January-February 2003

Merit Scholarships Help Those Least in Need, Study Says


State-run, merit-based scholarship programs adversely affect minority representation on college campuses, according to a report released in August by Harvard University's Civil Rights Project. Who Should We Help? includes studies of such programs in Florida, Georgia, Michigan, and New Mexico. The writers conclude that far from fostering access, "these merit scholarships are likely to exacerbate existing gaps in college participation, causing poor and minority students to fall further behind their peers."

Until fairly recently, merit as a criterion for scholarships was confined to small numbers of awards made by individual schools seeking to attract students of extraordinary promise. But the 1990s saw the advent of public programs targeting a larger group. For example, Georgia's Helping Outstanding Students Educationally (HOPE) program waives initial tuition and fees at public colleges and universities for all seniors who graduate from Georgia high schools with a grade point average of at least 3.0, and state support continues for recipients who maintain that average once in college.

Substantial grants are offered on similar terms to students in private institutions. Funded by a state lottery, this large educational outlay—amounting to $300 million in 2000-01—has been much acclaimed. But a statistical analysis of its impact included in the report indicates that while it has increased college attendance by white students in Georgia, HOPE has had "no effect or even a small negative effect on blacks."

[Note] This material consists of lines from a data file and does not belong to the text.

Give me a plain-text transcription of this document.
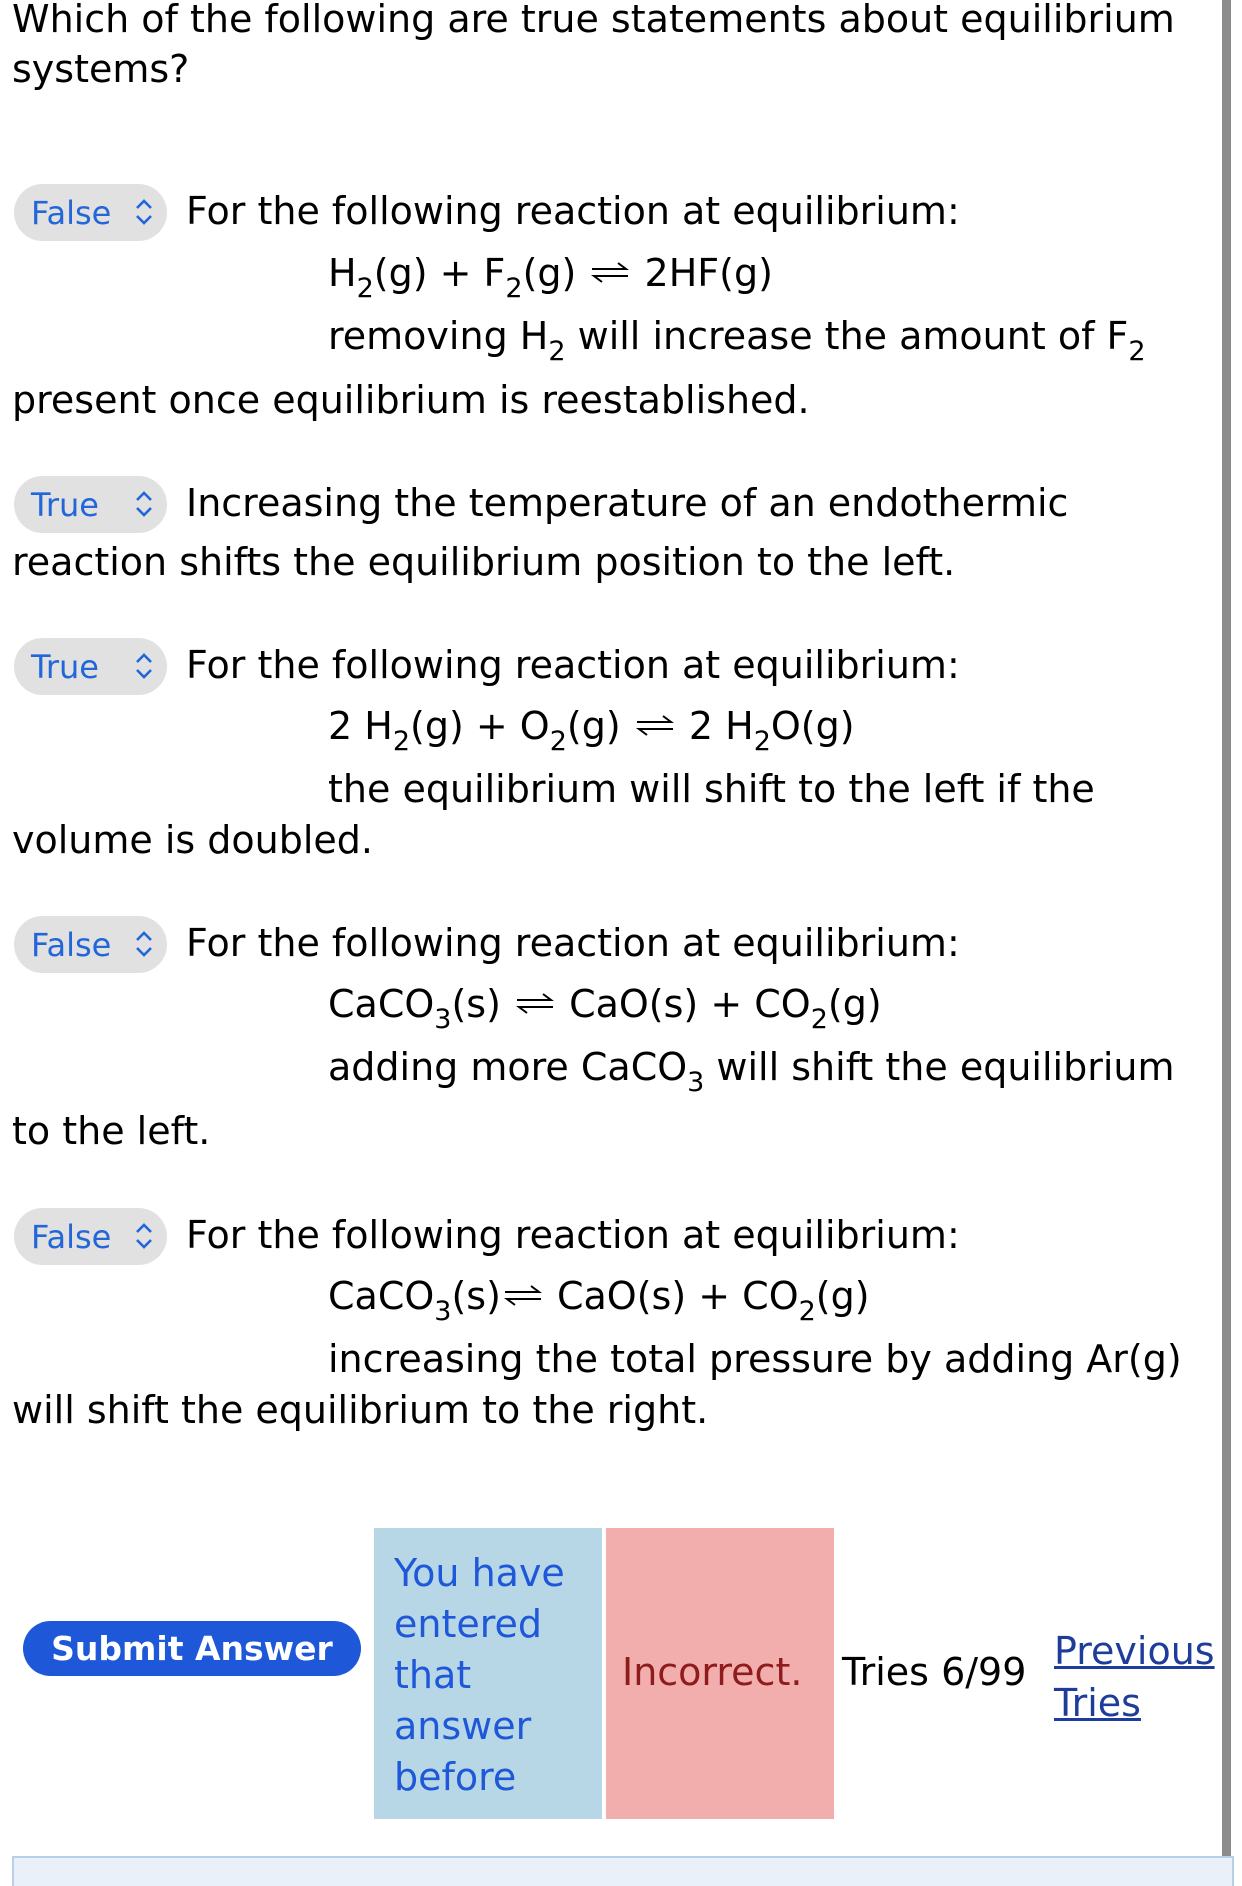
Which of the following are true statements about equilibrium
systems?
False For the following reaction at equilibrium:
$H_2(g) + F_2(g)$ ⇌ 2HF(g)
removing $H_2$ will increase the amount of $F_2$
present once equilibrium is reestablished.
True Increasing the temperature of an endothermic
reaction shifts the equilibrium position to the left.
True For the following reaction at equilibrium:
2 $H_2(g) + O_2(g)$ ⇌ 2 $H_2O(g)$
the equilibrium will shift to the left if the
volume is doubled.
False For the following reaction at equilibrium:
CaCO$_3$(s) ⇌ $CaO(s) + CO_2(g)$
adding more CaCO$_3$ will shift the equilibrium
to the left.
False For the following reaction at equilibrium:
CaCO$_3$(s)⇌ $CaO(s) + CO_2(g)$
increasing the total pressure by adding Ar(g)
will shift the equilibrium to the right.
Submit Answer
You have
entered
that
answer
before
Incorrect. Tries 6/99 Previous
Tries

The authors of Who Should We Help? acknowledge that more research into the effects of merit-based scholarships is needed, and that not all initiatives have so little influence on minority college participation as the HOPE program does. One chapter points out, for example, that a lottery-based program in New Mexico has helped low-income, high-ability Native American students enroll and succeed at the University of New Mexico. This finding does not hold for African American or Hispanic students at UNM, however. The chapter reinforces a point often stressed by the report's contributors: the state distribution of merit scholarships reflects the correlation of income with academic performance, whether the latter is measured in high school grades as in Georgia, first-semester grades as in New Mexico, or standardized tests as in Michigan. Although popular politically, the allotment of aid in this fashion—in a time of rising tuition and shrinking budgets—strikes members of the Civil Rights Project as a formula for putting large sums of money where they will do the least good.